Covid-19 could be a seasonal illness with a higher risk in winter as researchers have found a one per cent decrease in humidity could increase the number of Covid-19 cases by six per cent.
The study, published in the journal Transboundary and Emerging Diseases, has found an association between lower humidity and an increase in locally acquired positive cases.
“Covid-19 is likely to be a seasonal disease that recurs in periods of lower humidity. We need to be thinking if it’s wintertime, it could be Covid-19 time,” said study author Michael Ward, Professor at the University of Sydney in Australia.
According to the researchers, further studies – including during winter in the southern hemisphere – are needed to determine how this relationship works and the extent to which it drives Covid-19 case notification rates.
Previous research has identified a link between climate and occurrence of SARS-CoV cases in Hong Kong and China, and MERS-CoV cases in Saudi Arabia and a recent study on the Covid-19 outbreak in China found an association between transmission and daily temperature and relative humidity.
“The pandemic in China, Europe and North America happened in winter so we were interested to see if the association between COVID-19 cases and the climate was different in Australia in late summer and early autumn,” Ward said.
For the findings, the research team studied 749 locally acquired cases of Covid-19 – mostly in the Greater Sydney area of the state of New South Wales – between February 26 and March 31. The team matched the patients’ postcodes with the nearest weather observation station and studied the rainfall, temperature and humidity for the period January to March 2020.The study found lower humidity was associated with increased case notifications; a reduction in relative humidity of one per cent was predicted to be associated with an increase of Covid-19 cases by six per cent.
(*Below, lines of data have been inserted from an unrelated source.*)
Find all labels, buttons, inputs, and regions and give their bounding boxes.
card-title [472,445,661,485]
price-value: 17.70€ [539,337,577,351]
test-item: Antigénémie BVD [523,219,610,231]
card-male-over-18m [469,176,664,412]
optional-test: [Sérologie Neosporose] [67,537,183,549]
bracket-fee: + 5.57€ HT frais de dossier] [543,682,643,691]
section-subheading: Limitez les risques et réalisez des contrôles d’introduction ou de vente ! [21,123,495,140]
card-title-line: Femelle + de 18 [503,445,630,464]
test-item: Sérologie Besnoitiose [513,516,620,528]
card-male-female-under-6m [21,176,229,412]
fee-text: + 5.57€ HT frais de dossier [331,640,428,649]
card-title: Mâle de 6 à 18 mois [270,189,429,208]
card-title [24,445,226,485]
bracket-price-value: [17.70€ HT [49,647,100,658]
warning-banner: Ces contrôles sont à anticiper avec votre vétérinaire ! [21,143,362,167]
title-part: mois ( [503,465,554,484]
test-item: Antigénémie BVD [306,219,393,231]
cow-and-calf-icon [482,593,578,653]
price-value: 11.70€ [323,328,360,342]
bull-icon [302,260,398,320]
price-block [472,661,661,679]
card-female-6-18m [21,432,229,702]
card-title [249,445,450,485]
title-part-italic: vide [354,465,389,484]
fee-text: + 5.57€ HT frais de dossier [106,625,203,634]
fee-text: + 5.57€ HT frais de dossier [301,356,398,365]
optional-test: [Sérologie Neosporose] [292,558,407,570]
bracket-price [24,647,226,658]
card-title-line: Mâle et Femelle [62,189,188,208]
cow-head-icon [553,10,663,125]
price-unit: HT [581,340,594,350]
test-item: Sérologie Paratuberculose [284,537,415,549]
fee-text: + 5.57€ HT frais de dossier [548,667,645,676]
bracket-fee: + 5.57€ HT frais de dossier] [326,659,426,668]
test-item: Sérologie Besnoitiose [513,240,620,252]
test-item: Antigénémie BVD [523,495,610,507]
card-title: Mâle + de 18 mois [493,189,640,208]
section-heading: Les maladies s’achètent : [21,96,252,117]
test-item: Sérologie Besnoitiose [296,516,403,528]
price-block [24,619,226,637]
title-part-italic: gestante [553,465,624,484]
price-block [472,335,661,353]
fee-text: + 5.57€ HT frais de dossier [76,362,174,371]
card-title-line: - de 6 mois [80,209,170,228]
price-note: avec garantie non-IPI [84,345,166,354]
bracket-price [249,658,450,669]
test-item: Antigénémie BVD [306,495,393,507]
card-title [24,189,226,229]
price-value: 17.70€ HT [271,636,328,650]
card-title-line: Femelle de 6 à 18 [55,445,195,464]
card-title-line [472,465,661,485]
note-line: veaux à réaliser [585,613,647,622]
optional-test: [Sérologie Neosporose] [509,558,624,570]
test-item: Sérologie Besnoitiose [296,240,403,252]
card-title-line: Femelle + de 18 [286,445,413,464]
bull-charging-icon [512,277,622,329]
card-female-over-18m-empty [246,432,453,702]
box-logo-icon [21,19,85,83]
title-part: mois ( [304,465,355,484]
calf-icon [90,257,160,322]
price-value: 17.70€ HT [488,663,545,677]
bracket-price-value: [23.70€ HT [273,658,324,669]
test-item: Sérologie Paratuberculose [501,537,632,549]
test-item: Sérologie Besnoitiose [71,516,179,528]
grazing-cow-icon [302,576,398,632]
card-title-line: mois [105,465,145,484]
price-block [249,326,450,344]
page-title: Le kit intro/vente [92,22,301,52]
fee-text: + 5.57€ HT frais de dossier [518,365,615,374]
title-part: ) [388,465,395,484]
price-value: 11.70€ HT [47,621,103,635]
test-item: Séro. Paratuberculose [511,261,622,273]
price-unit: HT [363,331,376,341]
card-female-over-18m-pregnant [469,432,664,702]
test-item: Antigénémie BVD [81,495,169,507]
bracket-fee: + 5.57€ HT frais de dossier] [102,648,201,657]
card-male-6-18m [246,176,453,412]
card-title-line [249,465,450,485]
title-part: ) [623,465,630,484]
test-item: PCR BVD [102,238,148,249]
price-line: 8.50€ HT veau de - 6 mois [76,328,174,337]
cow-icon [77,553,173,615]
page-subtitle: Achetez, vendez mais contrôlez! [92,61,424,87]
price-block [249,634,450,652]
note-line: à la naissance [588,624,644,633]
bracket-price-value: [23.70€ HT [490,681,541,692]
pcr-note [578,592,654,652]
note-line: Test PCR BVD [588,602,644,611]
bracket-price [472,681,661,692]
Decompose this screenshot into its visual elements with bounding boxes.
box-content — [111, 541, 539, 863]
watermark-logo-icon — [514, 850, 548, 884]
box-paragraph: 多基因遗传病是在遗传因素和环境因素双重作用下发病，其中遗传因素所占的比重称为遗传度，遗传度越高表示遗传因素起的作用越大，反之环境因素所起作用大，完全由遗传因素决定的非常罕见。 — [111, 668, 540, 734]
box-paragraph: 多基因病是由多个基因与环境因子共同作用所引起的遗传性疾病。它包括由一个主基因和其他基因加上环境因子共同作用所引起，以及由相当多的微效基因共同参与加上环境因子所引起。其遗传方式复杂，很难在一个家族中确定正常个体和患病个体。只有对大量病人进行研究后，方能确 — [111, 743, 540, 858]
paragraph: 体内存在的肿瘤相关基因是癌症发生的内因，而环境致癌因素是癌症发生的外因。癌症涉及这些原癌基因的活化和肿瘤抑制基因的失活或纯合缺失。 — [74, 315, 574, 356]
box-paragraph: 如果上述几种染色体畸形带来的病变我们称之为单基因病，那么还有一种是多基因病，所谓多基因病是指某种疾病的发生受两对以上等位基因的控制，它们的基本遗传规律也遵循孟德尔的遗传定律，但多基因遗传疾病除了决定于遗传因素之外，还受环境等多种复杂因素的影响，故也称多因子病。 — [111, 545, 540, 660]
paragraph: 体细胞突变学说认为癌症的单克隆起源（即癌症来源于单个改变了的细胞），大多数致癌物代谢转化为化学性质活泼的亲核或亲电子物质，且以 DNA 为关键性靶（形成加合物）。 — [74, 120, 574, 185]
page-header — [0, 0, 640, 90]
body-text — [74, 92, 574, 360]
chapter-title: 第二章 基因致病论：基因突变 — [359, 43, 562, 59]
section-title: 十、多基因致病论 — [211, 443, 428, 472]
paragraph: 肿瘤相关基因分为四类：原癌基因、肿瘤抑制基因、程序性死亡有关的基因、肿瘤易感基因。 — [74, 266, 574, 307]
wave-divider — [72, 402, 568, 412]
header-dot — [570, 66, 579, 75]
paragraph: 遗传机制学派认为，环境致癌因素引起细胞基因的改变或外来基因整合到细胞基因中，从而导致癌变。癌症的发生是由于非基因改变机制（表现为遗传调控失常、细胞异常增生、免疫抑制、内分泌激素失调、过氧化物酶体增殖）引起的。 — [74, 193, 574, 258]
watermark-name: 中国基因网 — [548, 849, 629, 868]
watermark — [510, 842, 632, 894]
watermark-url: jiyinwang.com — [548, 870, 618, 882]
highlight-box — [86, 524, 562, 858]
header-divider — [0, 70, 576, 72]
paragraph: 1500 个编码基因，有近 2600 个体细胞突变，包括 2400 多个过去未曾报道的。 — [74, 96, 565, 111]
According to the researchers, there are biological reasons why humidity matters in the transmission of airborne viruses.”When the humidity is lower, the air is drier and it makes the aerosols smaller When you sneeze and cough those smaller infectious aerosols can stay suspended in the air for longer,” Ward said.
“That increases the exposure for other people. When the air is humid and the aerosols are larger and heavier, they fall and hit surfaces quicker,” he explained.
“This means we need to be careful coming into a dry winter. Ongoing testing and surveillance remain critical as we enter the winter months, when conditions may favour coronavirus spread,” Ward noted.